Капитана, подстреленного из-за угла, тоже метили отправить подальше в тыл, но кто-то со стороны, не медики, наложил вето. Кто он, эта жертва бандгруппы, до сих пор установить не удалось. Распорядились лечить, потом видно будет.

Другие три койки освободили Россоха, Краснопеев и Мамонов. Младший лейтенант Якухин, несмотря на свои сорок лет, среди кандидатов на выписку выглядел самым цветущим, но внешний вид не обманул врачебную комиссию: его разбитый плечевой сустав заживал трудно. То обстоятельство, что забракован, особых огорчений на первых порах не доставило Якухину. Скоро конец войне, и явилась заманчивая надежда живым, без новых увечий вернуться домой. Это желание, чтобы не бередить совесть, таил даже от себя, старался реже думать о заманчивой перспективе.

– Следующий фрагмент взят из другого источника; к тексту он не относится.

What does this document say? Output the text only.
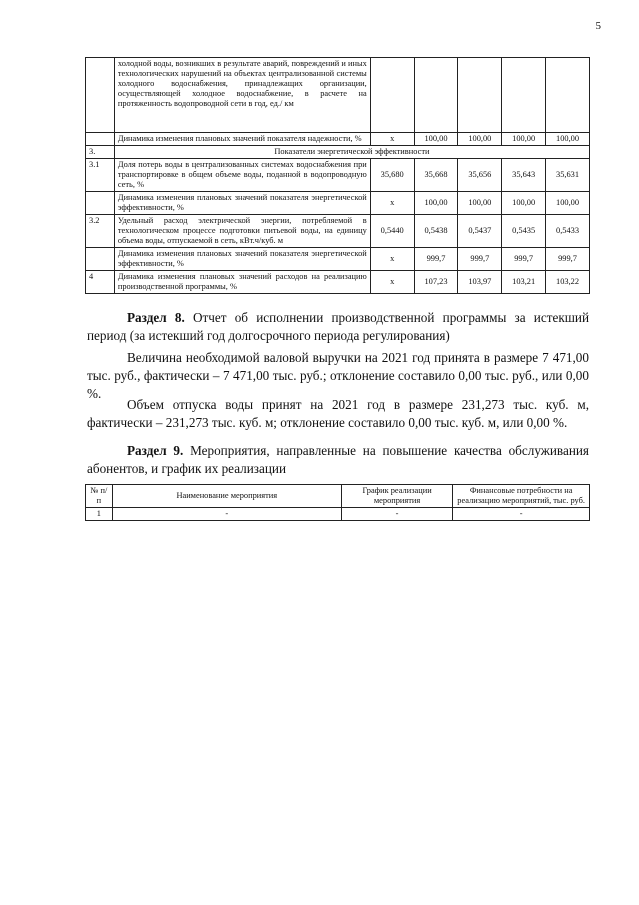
5
	холодной воды, возникших в результате аварий, повреждений и иных технологических нарушений на объектах централизованной системы холодного водоснабжения, принадлежащих организации, осуществляющей холодное водоснабжение, в расчете на протяженность водопроводной сети в год, ед./ км					
	Динамика изменения плановых значений показателя надежности, %	x	100,00	100,00	100,00	100,00
3.	Показатели энергетической эффективности					
3.1	Доля потерь воды в централизованных системах водоснабжения при транспортировке в общем объеме воды, поданной в водопроводную сеть, %	35,680	35,668	35,656	35,643	35,631
	Динамика изменения плановых значений показателя энергетической эффективности, %	x	100,00	100,00	100,00	100,00
3.2	Удельный расход электрической энергии, потребляемой в технологическом процессе подготовки питьевой воды, на единицу объема воды, отпускаемой в сеть, кВт.ч/куб. м	0,5440	0,5438	0,5437	0,5435	0,5433
	Динамика изменения плановых значений показателя энергетической эффективности, %	x	999,7	999,7	999,7	999,7
4	Динамика изменения плановых значений расходов на реализацию производственной программы, %	x	107,23	103,97	103,21	103,22

Раздел 8. Отчет об исполнении производственной программы за истекший период (за истекший год долгосрочного периода регулирования)

Величина необходимой валовой выручки на 2021 год принята в размере 7 471,00 тыс. руб., фактически – 7 471,00 тыс. руб.; отклонение составило 0,00 тыс. руб., или 0,00 %.

Объем отпуска воды принят на 2021 год в размере 231,273 тыс. куб. м, фактически – 231,273 тыс. куб. м; отклонение составило 0,00 тыс. куб. м, или 0,00 %.

Раздел 9. Мероприятия, направленные на повышение качества обслуживания абонентов, и график их реализации

№ п/п	Наименование мероприятия	График реализации мероприятия	Финансовые потребности на реализацию мероприятий, тыс. руб.
1	-	-	-
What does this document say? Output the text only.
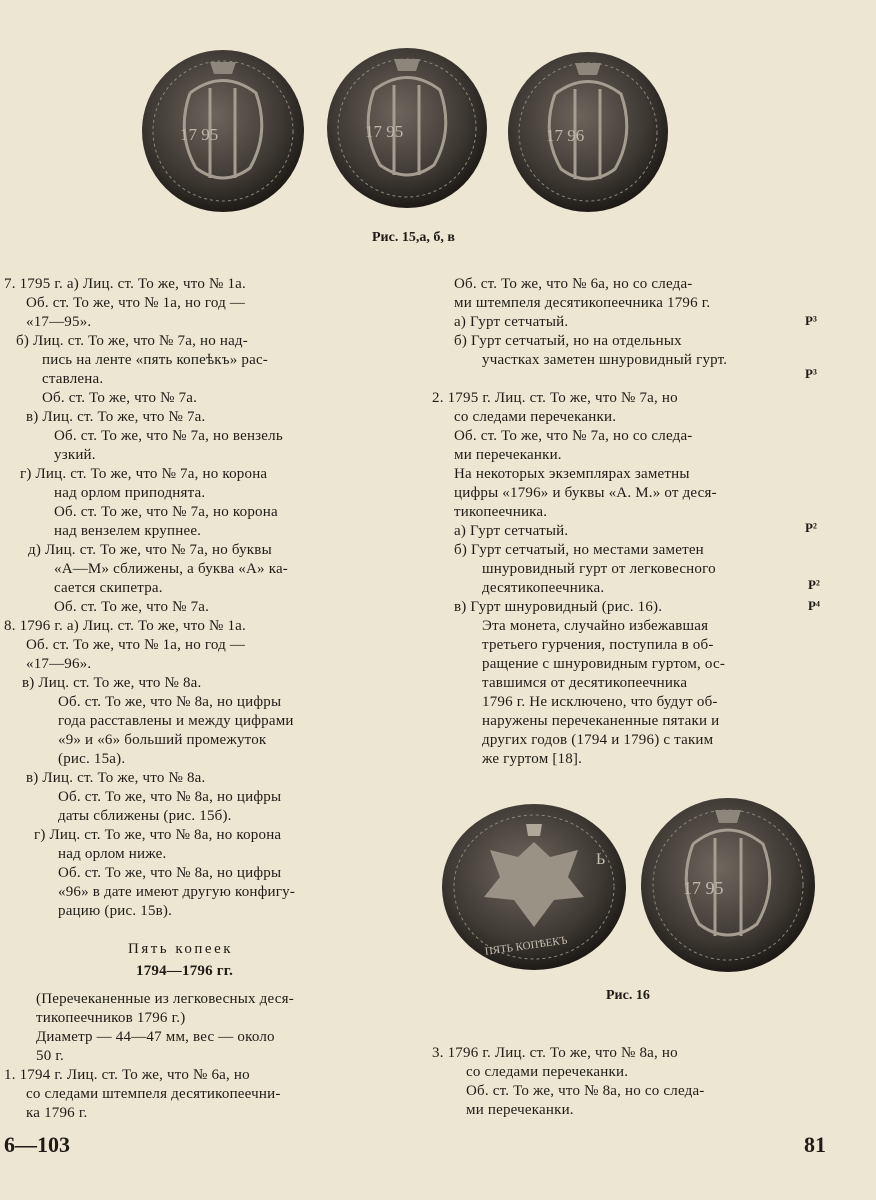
17 95	17 95	17 96
Рис. 15,а, б, в
7. 1795 г. а) Лиц. ст. То же, что № 1а.
Об. ст. То же, что № 1а, но год —
«17—95».
б) Лиц. ст. То же, что № 7а, но над-
пись на ленте «пять копеѣкъ» рас-
ставлена.
Об. ст. То же, что № 7а.
в) Лиц. ст. То же, что № 7а.
Об. ст. То же, что № 7а, но вензель
узкий.
г) Лиц. ст. То же, что № 7а, но корона
над орлом приподнята.
Об. ст. То же, что № 7а, но корона
над вензелем крупнее.
д) Лиц. ст. То же, что № 7а, но буквы
«А—М» сближены, а буква «А» ка-
сается скипетра.
Об. ст. То же, что № 7а.
8. 1796 г. а) Лиц. ст. То же, что № 1а.
Об. ст. То же, что № 1а, но год —
«17—96».
в) Лиц. ст. То же, что № 8а.
Об. ст. То же, что № 8а, но цифры
года расставлены и между цифрами
«9» и «6» больший промежуток
(рис. 15а).
в) Лиц. ст. То же, что № 8а.
Об. ст. То же, что № 8а, но цифры
даты сближены (рис. 15б).
г) Лиц. ст. То же, что № 8а, но корона
над орлом ниже.
Об. ст. То же, что № 8а, но цифры
«96» в дате имеют другую конфигу-
рацию (рис. 15в).
Пять копеек
1794—1796 гг.
(Перечеканенные из легковесных деся-
тикопеечников 1796 г.)
Диаметр — 44—47 мм, вес — около
50 г.
1. 1794 г. Лиц. ст. То же, что № 6а, но
со следами штемпеля десятикопеечни-
ка 1796 г.
Об. ст. То же, что № 6а, но со следа-
ми штемпеля десятикопеечника 1796 г.
а) Гурт сетчатый.
б) Гурт сетчатый, но на отдельных
участках заметен шнуровидный гурт.
2. 1795 г. Лиц. ст. То же, что № 7а, но
со следами перечеканки.
Об. ст. То же, что № 7а, но со следа-
ми перечеканки.
На некоторых экземплярах заметны
цифры «1796» и буквы «А. М.» от деся-
тикопеечника.
а) Гурт сетчатый.
б) Гурт сетчатый, но местами заметен
шнуровидный гурт от легковесного
десятикопеечника.
в) Гурт шнуровидный (рис. 16).
Эта монета, случайно избежавшая
третьего гурчения, поступила в об-
ращение с шнуровидным гуртом, ос-
тавшимся от десятикопеечника
1796 г. Не исключено, что будут об-
наружены перечеканенные пятаки и
других годов (1794 и 1796) с таким
же гуртом [18].
3. 1796 г. Лиц. ст. То же, что № 8а, но
со следами перечеканки.
Об. ст. То же, что № 8а, но со следа-
ми перечеканки.
Р³
Р³
Р²
Р²
Р⁴
Ь
ПЯТЬ КОПѢЕКЪ
17 95
Рис. 16
6—103	81
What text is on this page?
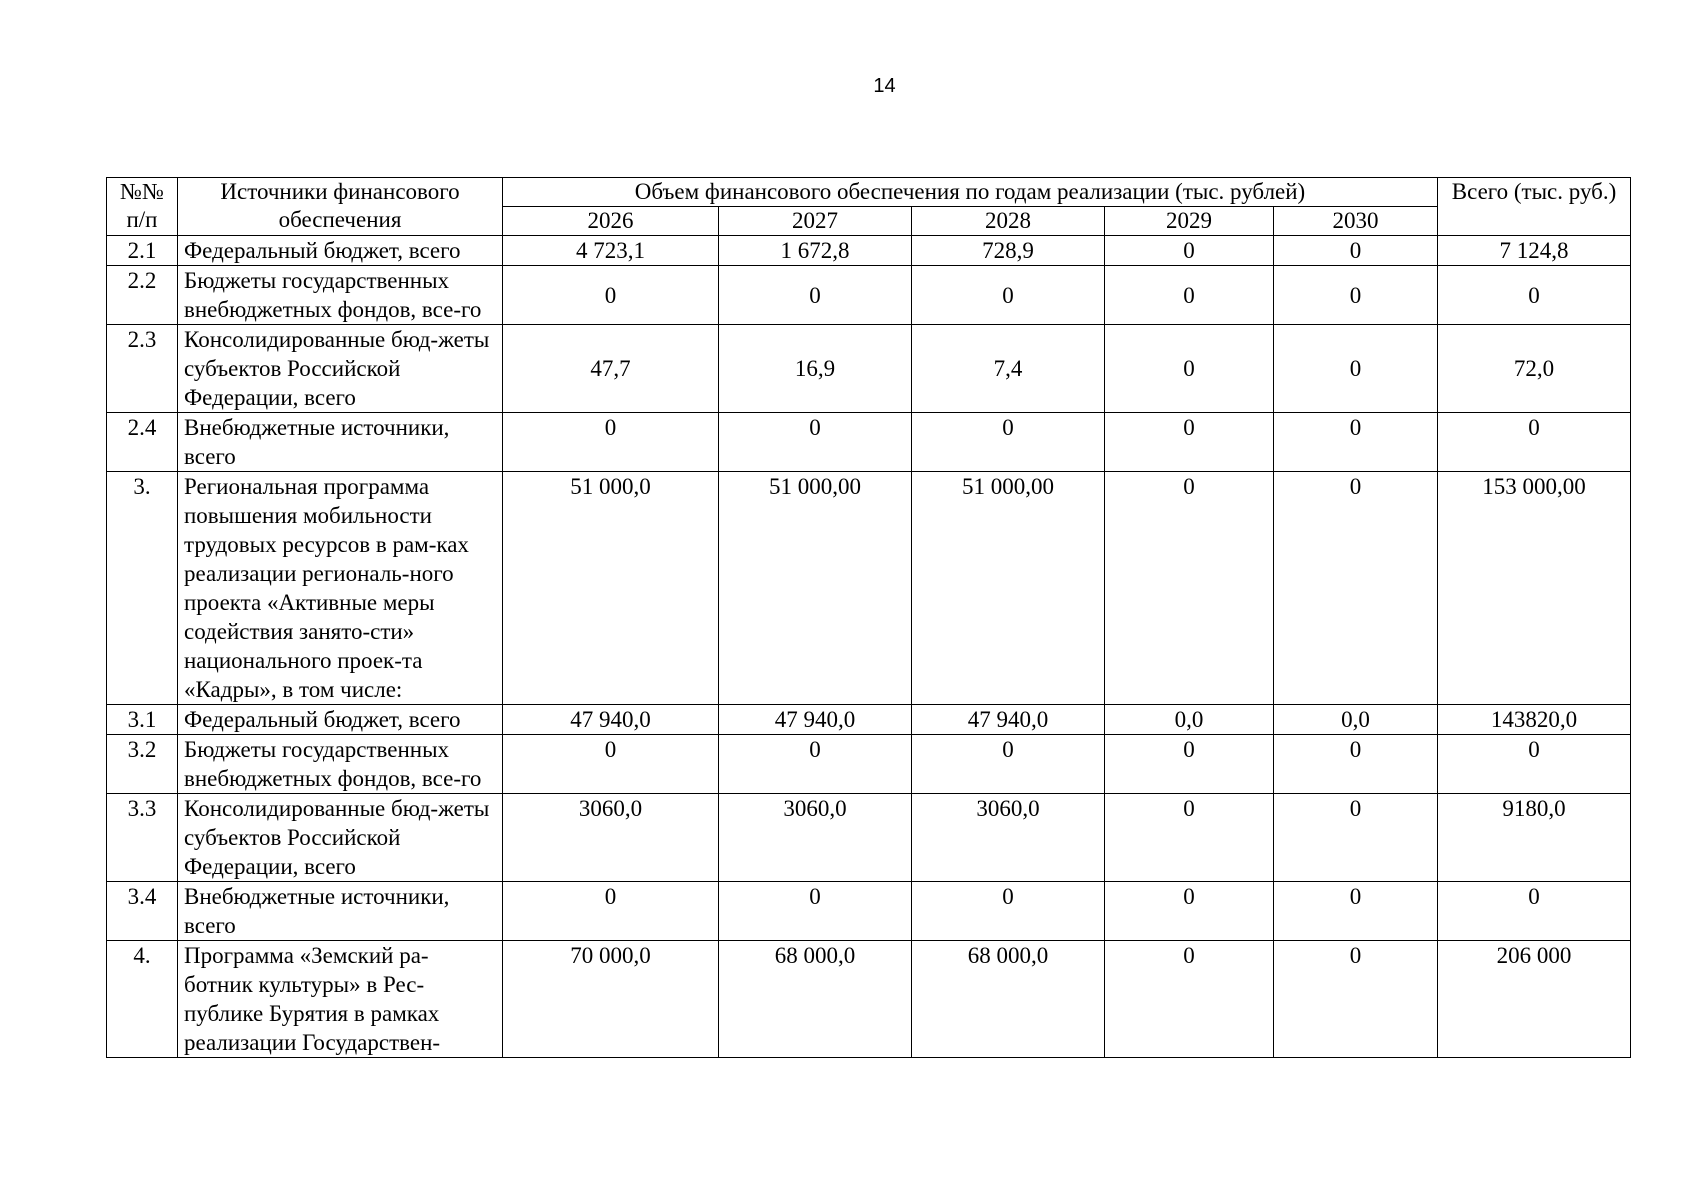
14
№№ п/п	Источники финансового обеспечения	Объем финансового обеспечения по годам реализации (тыс. рублей)					Всего (тыс. руб.)
		2026	2027	2028	2029	2030	
2.1	Федеральный бюджет, всего	4 723,1	1 672,8	728,9	0	0	7 124,8
2.2	Бюджеты государственных внебюджетных фондов, все-го	0	0	0	0	0	0
2.3	Консолидированные бюд-жеты субъектов Российской Федерации, всего	47,7	16,9	7,4	0	0	72,0
2.4	Внебюджетные источники, всего	0	0	0	0	0	0
3.	Региональная программа повышения мобильности трудовых ресурсов в рам-ках реализации региональ-ного проекта «Активные меры содействия занято-сти» национального проек-та «Кадры», в том числе:	51 000,0	51 000,00	51 000,00	0	0	153 000,00
3.1	Федеральный бюджет, всего	47 940,0	47 940,0	47 940,0	0,0	0,0	143820,0
3.2	Бюджеты государственных внебюджетных фондов, все-го	0	0	0	0	0	0
3.3	Консолидированные бюд-жеты субъектов Российской Федерации, всего	3060,0	3060,0	3060,0	0	0	9180,0
3.4	Внебюджетные источники, всего	0	0	0	0	0	0
4.	Программа «Земский ра-ботник культуры» в Рес-публике Бурятия в рамках реализации Государствен-	70 000,0	68 000,0	68 000,0	0	0	206 000
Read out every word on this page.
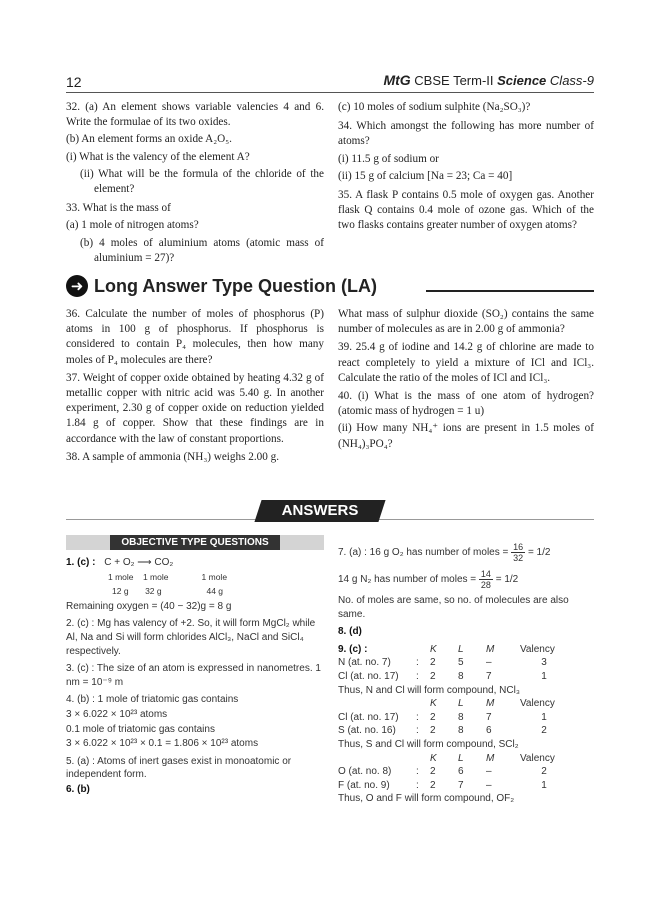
12	MtG CBSE Term-II Science Class-9

32. (a) An element shows variable valencies 4 and 6. Write the formulae of its two oxides.

(b) An element forms an oxide A₂O₅.

(i) What is the valency of the element A?

(ii) What will be the formula of the chloride of the element?

33. What is the mass of

(a) 1 mole of nitrogen atoms?

(b) 4 moles of aluminium atoms (atomic mass of aluminium = 27)?

(c) 10 moles of sodium sulphite (Na₂SO₃)?

34. Which amongst the following has more number of atoms?

(i) 11.5 g of sodium or

(ii) 15 g of calcium [Na = 23; Ca = 40]

35. A flask P contains 0.5 mole of oxygen gas. Another flask Q contains 0.4 mole of ozone gas. Which of the two flasks contains greater number of oxygen atoms?

➜ Long Answer Type Question (LA)

36. Calculate the number of moles of phosphorus (P) atoms in 100 g of phosphorus. If phosphorus is considered to contain P₄ molecules, then how many moles of P₄ molecules are there?

37. Weight of copper oxide obtained by heating 4.32 g of metallic copper with nitric acid was 5.40 g. In another experiment, 2.30 g of copper oxide on reduction yielded 1.84 g of copper. Show that these findings are in accordance with the law of constant proportions.

38. A sample of ammonia (NH₃) weighs 2.00 g.

What mass of sulphur dioxide (SO₂) contains the same number of molecules as are in 2.00 g of ammonia?

39. 25.4 g of iodine and 14.2 g of chlorine are made to react completely to yield a mixture of ICl and ICl₃. Calculate the ratio of the moles of ICl and ICl₃.

40. (i) What is the mass of one atom of hydrogen? (atomic mass of hydrogen = 1 u)

(ii) How many NH₄⁺ ions are present in 1.5 moles of (NH₄)₃PO₄?

ANSWERS
OBJECTIVE TYPE QUESTIONS

1. (c) : C + O₂ ⟶ CO₂

1 mole    1 mole              1 mole

12 g       32 g                   44 g

Remaining oxygen = (40 − 32)g = 8 g

2. (c) : Mg has valency of +2. So, it will form MgCl₂ while Al, Na and Si will form chlorides AlCl₃, NaCl and SiCl₄ respectively.

3. (c) : The size of an atom is expressed in nanometres. 1 nm = 10⁻⁹ m

4. (b) : 1 mole of triatomic gas contains

3 × 6.022 × 10²³ atoms

0.1 mole of triatomic gas contains

3 × 6.022 × 10²³ × 0.1 = 1.806 × 10²³ atoms

5. (a) : Atoms of inert gases exist in monoatomic or independent form.

6. (b)

7. (a) : 16 g O₂ has number of moles = $\frac{16}{32} = 1/2$

14 g N₂ has number of moles = $\frac{14}{28} = 1/2$

No. of moles are same, so no. of molecules are also same.

8. (d)

9. (c) :		K	L	M	Valency
N (at. no. 7)	:	2	5	–	3
Cl (at. no. 17)	:	2	8	7	1
Thus, N and Cl will form compound, NCl₃					
		K	L	M	Valency
Cl (at. no. 17)	:	2	8	7	1
S (at. no. 16)	:	2	8	6	2
Thus, S and Cl will form compound, SCl₂					
		K	L	M	Valency
O (at. no. 8)	:	2	6	–	2
F (at. no. 9)	:	2	7	–	1
Thus, O and F will form compound, OF₂					
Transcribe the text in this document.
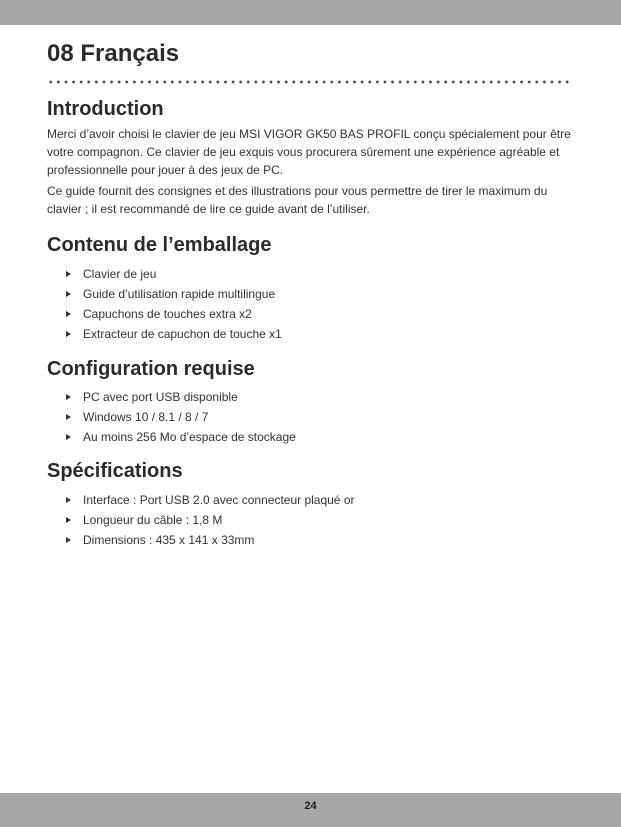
08 Français
Introduction

Merci d’avoir choisi le clavier de jeu MSI VIGOR GK50 BAS PROFIL conçu spécialement pour être votre compagnon. Ce clavier de jeu exquis vous procurera sûrement une expérience agréable et professionnelle pour jouer à des jeux de PC.

Ce guide fournit des consignes et des illustrations pour vous permettre de tirer le maximum du clavier ; il est recommandé de lire ce guide avant de l’utiliser.

Contenu de l’emballage
Clavier de jeu
Guide d’utilisation rapide multilingue
Capuchons de touches extra x2
Extracteur de capuchon de touche x1
Configuration requise
PC avec port USB disponible
Windows 10 / 8.1 / 8 / 7
Au moins 256 Mo d’espace de stockage
Spécifications
Interface : Port USB 2.0 avec connecteur plaqué or
Longueur du câble : 1,8 M
Dimensions : 435 x 141 x 33mm
24
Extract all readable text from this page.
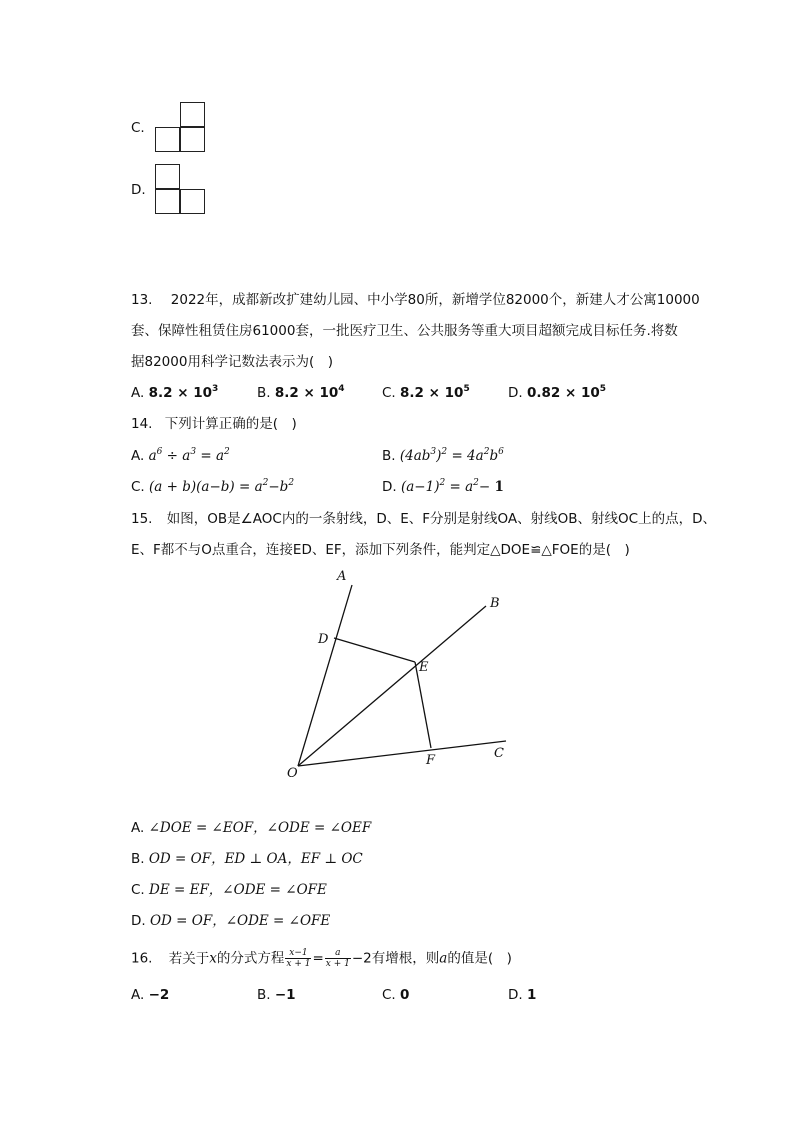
C.
D.
13. 2022年，成都新改扩建幼儿园、中小学80所，新增学位82000个，新建人才公寓10000
套、保障性租赁住房61000套，一批医疗卫生、公共服务等重大项目超额完成目标任务.将数
据82000用科学记数法表示为(　)
A. $8.2 \times 10^3$	B. $8.2 \times 10^4$	C. $8.2 \times 10^5$	D. $0.82 \times 10^5$
14. 下列计算正确的是(　)
A. $a^6 \div a^3 = a^2$	B. $(4ab^3)^2 = 4a^2b^6$
C. $(a + b)(a-b) = a^2-b^2$	D. $(a-1)^2 = a^2- 1$
15. 如图，OB是∠AOC内的一条射线，D、E、F分别是射线OA、射线OB、射线OC上的点，D、
E、F都不与O点重合，连接ED、EF，添加下列条件，能判定△DOE≌△FOE的是(　)
A
B
C
D
E
F
O
A. ∠DOE = ∠EOF，∠ODE = ∠OEF
B. OD = OF，ED ⊥ OA，EF ⊥ OC
C. DE = EF，∠ODE = ∠OFE
D. OD = OF，∠ODE = ∠OFE
16. 若关于x的分式方程 $\frac{x-1}{x + 1} = \frac{a}{x + 1} -2$有增根，则a的值是(　)
A. −2	B. −1	C. 0	D. 1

Вроде бы нет ничего греховного в затаенных мыслишках, а вот поди ты... Возникла откуда-то вина перед теми, кто может опять быть покалеченным, а то и вовсе убитым, точила, как жук-короед.

Из других палат тоже много выбыло, и теперь там шли перемещения: одни палаты доукомплектовывались, другие освобождались полностью. С заглядом в будущее кровати устанавливались потеснее. На крайний случай планировалось увеличение койко-мест за счет игровой комнаты и двух ординаторских. С этой же целью майор Валиев получил в сануправлении восемь двадцатиместных палаток, печки для которых мастерил из железных бочек Юлиан Будницкий.

Боря Басаргин беспокоился, что из-за пертурбации его могут потурить из комсоставской, дескать, с мякинным-то рылом да в калашный ряд, а ему не хотелось уходить, привык. Не такие уж страшные эти командиры, как попервости показалось. С Василием Федоровичем сдружился, с лейтенантом Гончаровым, который по другую сторону койки, тоже. Теперь вот Смыслов соседом стал, на койку Мамонова перебрался — к окну, что во двор смотрит. Неплохой вроде парень. Тоже должны скоро гипс снять, вместе гулять будут.

Но никто не потревожил Борю. Решили, поди, что он тут нужнее. Василий Федорович даже сидеть не может, а Боря не такой уж калека, хотя и на костылях, нет-нет да и подменит девчонок-санитарок.

Пообедали, спят сейчас — и Курочка Василий Федорович, и художник Гончаров, и Смыслов этот, которого почему-то начальником штаба зовут. Боре днем спать не хочется. Это же беда — выспаться днем. Что тогда ночью? Ночью такое в голову лезет — хоть реви. Да и днем-то не очень весело.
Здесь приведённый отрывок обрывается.